TADS was mounted on a Nysted wind-farm turbine that was situated in the most common flight path, and during more than 2,400 hours of monitoring that concluded last fall, it spotted only fifteen birds and bats and one moth flying near the turbine, and it recorded one collision involving a small bird or bat. Furness says that this provides confidence in estimations by Danish researchers that the Nysted wind farm would kill few common eiders.
The Danes’ clean bill of health is boosting prospects for the Cape Wind project because its ecosystems are similar; in particular, many of the bird species they observed also frequent Nantucket Sound. In contrast, most estimates of Cape Wind’s impact on Nantucket Sound’s rich bird life have been extrapolated from studies of onshore wind farms, leaving plenty of room for disagreement. In a draft environmental assessment issued in 2004, the U.S. Army Corps of Engineers estimated that Cape Wind would kill no more than 364 birds per year, whereas Mass Audubon argued that the data could just as easily predict mortality as high as 6,600 birds per year.
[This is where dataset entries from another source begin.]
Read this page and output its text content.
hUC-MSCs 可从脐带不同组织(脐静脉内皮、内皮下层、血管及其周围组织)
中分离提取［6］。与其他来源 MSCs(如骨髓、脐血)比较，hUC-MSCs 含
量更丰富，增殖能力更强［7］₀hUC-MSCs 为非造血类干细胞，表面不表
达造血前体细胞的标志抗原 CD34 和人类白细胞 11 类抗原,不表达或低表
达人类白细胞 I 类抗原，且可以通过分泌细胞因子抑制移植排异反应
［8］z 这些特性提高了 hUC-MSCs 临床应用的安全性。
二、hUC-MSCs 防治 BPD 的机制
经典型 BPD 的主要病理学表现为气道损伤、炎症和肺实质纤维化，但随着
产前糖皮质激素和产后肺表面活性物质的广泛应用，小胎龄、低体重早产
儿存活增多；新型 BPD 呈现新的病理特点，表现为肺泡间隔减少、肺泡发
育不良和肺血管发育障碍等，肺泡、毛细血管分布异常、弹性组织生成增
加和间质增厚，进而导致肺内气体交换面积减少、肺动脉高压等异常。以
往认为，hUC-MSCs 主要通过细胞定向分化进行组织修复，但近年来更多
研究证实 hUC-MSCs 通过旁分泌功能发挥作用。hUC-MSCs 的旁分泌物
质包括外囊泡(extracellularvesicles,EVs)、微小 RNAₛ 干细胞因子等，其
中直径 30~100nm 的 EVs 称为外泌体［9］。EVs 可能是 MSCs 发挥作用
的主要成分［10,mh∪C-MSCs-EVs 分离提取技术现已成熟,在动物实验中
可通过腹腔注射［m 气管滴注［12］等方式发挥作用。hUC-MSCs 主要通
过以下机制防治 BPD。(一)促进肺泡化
Allison says that TADS and the Danish study as a whole have now narrowed the range of probable impacts. “We certainly haven’t seen any mass mortality event,” Allison notes. A second environmental assessment for Cape Wind, expected imminently from the U.S. Department of the Interior, will include the Danish results.
Nevertheless, Allison insists that Cape Wind must perform its own studies to confirm the project’s safety. Furness agrees: “The problem of bird collisions is rather site specific. The industry would like to say, ‘Oh well, the Danes have done it, so we don’t have to worry about it.’ I don’t think that’s a reasonable approach.”